#ubuntu-nl-mwanzo-klas 2011-04-11
* ChanServ changed the topic of #Ubuntu-nl-mwanzo-klas to: Zaterdag 16-04-11 19.30-20.30 workshop Python (10):  #Ubuntu-nl-klas  Info: http://wiki.ubuntu-nl.org/community/mwanzo/Workshop/BasiscursusPython| Leiding: commandoline en stefandevries| We zitten in een ander leslokaal nu!!!
<RawChid> hoi
<RawChid> Kun je hier een redirect van maken?
<leoquant> RawChid, ik  doe eerst dit even
<leoquant> daarna ga ik de calendars doen
<leoquant> FOAD, hajour exalt niekie en UndiFineD het workshop kanaal is nu #ubuntu-nl-klas, jullie kunnen daar nu terecht. dit kanaal gaat binnenkort dicht.
#ubuntu-nl-mwanzo-klas 2011-04-12
<leoquant> niekie en hajour ubuntu wmanzo workshops worden nu in #ubuntu-nl-klas gegeven, dit kanaal hier gaat binnenkort dicht.
<leoquant> JanC, ik heb iedereen aangeschreven via de mailinglist over de wisseling van kanalen. ik denk dat ik het maar op i zet nu
<JanC> leoquant: ga je dan ook die forward instellen?
<leoquant> dat was ik niet van plan
<JanC> dat heeft het voordeel dat mensen automatisch in het juiste kanaal terechtkomen als ze dit kanaal proberen
<leoquant> de documentatie daarover is wisselend, ambigu
<leoquant> je kunt problemen krijgen met rechten, en mijn effort is geweest om op alle fronten de informatie te wijzigen.
<JanC> in het slechtste geval kunnen we zelf niet meer in -mwanzo-klas, maar dat lijkt me geen ramp...  ;)

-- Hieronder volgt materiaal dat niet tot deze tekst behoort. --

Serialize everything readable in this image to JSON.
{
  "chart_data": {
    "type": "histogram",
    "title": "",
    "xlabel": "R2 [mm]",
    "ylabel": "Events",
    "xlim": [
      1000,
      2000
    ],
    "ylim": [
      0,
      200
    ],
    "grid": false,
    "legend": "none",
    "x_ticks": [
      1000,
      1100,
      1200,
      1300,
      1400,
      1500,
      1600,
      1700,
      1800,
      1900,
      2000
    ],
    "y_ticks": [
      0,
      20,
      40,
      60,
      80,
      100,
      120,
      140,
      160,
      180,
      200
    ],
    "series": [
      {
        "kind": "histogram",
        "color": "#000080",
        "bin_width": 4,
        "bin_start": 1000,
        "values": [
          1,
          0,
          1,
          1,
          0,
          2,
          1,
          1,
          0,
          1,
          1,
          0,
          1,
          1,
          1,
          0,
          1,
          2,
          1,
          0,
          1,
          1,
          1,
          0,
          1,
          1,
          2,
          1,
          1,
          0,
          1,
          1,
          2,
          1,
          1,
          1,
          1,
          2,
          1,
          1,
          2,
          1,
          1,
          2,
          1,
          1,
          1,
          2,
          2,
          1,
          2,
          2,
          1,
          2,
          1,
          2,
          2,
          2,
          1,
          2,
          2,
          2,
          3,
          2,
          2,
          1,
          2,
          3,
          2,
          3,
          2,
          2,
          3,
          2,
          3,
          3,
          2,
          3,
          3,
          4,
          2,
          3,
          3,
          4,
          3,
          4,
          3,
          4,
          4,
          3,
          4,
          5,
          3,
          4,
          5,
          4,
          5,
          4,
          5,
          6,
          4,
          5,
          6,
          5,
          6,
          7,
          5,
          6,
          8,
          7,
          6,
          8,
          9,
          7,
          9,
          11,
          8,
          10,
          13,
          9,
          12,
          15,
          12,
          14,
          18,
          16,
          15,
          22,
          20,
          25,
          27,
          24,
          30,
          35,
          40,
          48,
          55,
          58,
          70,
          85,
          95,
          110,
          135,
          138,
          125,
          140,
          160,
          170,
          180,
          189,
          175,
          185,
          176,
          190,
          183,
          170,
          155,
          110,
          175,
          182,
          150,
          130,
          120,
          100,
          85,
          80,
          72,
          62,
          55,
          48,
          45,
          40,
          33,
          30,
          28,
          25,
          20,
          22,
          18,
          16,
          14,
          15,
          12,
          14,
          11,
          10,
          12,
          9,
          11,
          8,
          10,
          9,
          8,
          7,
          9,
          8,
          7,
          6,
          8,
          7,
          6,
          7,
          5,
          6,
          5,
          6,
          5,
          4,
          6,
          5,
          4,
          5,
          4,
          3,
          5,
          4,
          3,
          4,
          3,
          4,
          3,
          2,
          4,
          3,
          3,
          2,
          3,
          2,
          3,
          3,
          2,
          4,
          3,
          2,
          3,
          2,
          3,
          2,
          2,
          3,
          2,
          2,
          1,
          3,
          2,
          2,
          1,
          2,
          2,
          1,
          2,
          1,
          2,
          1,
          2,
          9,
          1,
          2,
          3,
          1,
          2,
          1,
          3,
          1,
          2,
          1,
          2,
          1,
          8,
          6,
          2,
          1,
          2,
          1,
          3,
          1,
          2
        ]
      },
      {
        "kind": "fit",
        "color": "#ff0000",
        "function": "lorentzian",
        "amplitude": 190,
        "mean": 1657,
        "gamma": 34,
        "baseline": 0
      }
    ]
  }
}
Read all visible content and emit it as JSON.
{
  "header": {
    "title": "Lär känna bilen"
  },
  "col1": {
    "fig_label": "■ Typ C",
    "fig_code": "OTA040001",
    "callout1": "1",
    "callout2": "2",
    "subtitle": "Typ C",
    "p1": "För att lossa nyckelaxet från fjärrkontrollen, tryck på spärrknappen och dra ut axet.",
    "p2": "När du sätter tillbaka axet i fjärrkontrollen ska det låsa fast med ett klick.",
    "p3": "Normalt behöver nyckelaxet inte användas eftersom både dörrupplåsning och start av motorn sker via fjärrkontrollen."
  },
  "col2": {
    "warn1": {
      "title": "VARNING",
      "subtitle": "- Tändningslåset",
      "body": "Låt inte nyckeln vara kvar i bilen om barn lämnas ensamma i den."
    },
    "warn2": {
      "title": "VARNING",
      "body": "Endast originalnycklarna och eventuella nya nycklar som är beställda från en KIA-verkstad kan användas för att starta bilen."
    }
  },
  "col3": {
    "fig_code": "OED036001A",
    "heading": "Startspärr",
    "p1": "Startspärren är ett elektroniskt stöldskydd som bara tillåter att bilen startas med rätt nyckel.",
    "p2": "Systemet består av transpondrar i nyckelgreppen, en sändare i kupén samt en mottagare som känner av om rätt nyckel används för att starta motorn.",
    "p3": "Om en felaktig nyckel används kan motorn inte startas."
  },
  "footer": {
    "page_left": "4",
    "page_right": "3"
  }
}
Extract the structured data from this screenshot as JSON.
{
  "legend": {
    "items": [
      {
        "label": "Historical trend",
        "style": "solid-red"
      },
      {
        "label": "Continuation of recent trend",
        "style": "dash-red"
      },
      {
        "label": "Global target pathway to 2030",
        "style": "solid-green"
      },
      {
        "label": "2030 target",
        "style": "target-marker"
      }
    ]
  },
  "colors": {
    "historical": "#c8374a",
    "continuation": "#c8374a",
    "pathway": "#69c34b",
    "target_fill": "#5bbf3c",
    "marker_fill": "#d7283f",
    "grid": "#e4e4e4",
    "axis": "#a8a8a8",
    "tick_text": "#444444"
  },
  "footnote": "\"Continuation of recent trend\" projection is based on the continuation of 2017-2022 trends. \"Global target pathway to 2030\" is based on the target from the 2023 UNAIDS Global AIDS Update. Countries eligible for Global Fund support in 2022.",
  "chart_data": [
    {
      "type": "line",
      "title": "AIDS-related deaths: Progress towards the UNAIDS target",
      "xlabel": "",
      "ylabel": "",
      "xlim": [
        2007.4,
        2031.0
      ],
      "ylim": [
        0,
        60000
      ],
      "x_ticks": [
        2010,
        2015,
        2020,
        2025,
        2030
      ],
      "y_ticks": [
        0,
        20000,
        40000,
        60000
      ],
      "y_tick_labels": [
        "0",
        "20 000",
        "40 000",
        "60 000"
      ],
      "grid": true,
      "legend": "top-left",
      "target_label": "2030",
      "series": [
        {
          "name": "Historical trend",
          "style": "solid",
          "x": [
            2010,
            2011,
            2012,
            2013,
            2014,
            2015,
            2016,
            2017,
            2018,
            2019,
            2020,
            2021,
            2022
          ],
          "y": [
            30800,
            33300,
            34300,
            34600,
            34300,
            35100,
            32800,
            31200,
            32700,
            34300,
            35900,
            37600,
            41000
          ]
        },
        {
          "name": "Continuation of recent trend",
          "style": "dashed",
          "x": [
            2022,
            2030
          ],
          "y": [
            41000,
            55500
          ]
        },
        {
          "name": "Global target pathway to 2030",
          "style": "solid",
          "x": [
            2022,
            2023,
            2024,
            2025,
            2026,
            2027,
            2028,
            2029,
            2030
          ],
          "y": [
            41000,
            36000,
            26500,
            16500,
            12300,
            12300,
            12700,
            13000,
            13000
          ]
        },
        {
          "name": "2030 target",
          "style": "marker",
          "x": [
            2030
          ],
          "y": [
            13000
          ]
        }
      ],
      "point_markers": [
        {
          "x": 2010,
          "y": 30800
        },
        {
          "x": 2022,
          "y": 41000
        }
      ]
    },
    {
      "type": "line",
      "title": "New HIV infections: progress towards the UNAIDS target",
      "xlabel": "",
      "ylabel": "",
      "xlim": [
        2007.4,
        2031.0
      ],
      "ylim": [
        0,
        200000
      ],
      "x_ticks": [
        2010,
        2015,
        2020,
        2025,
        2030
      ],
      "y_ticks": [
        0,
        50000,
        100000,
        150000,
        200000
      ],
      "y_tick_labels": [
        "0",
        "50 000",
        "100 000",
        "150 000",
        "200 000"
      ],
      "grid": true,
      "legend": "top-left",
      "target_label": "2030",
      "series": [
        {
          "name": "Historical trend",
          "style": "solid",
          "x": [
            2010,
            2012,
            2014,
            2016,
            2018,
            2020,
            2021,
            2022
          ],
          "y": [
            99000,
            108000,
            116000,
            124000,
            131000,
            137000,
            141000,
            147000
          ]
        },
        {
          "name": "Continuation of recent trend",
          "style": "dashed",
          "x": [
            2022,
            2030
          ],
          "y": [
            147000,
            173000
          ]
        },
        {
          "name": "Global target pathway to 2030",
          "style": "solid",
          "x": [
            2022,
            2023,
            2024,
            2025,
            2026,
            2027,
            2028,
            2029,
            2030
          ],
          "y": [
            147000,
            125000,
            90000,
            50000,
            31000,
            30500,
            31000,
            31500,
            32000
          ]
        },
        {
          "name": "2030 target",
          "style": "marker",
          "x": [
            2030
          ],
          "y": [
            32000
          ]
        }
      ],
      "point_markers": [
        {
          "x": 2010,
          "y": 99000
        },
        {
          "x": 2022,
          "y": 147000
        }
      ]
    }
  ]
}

<leoquant> alleen in de ubuntu-nl supportkanalen zou een "1 week mededeling" in het topic wel prettig zijn
<leoquant> omdat de de meeste leden vanuit irc joinen
<leoquant> en soms lang niet echt online zijn en makkelijk de info hierover kunnen missen
<JanC> uhu
<JanC> sec  ☺
<JanC> voilà  ☺
<JanC> staat in de topic van -nl & -nl-offtopic nu
<leoquant> zeer bedankt
<leoquant> alles is afgedekt nu
<leoquant> zelfs de logbot maintainer is aangeschreven
<leoquant>  /msg ChanServ DROP #Ubuntu-nl-mwanzo-klas 817ec819:ec7fcefd
<leoquant> zo
<leoquant> gedropped
<leoquant> "we" kunnen gaan....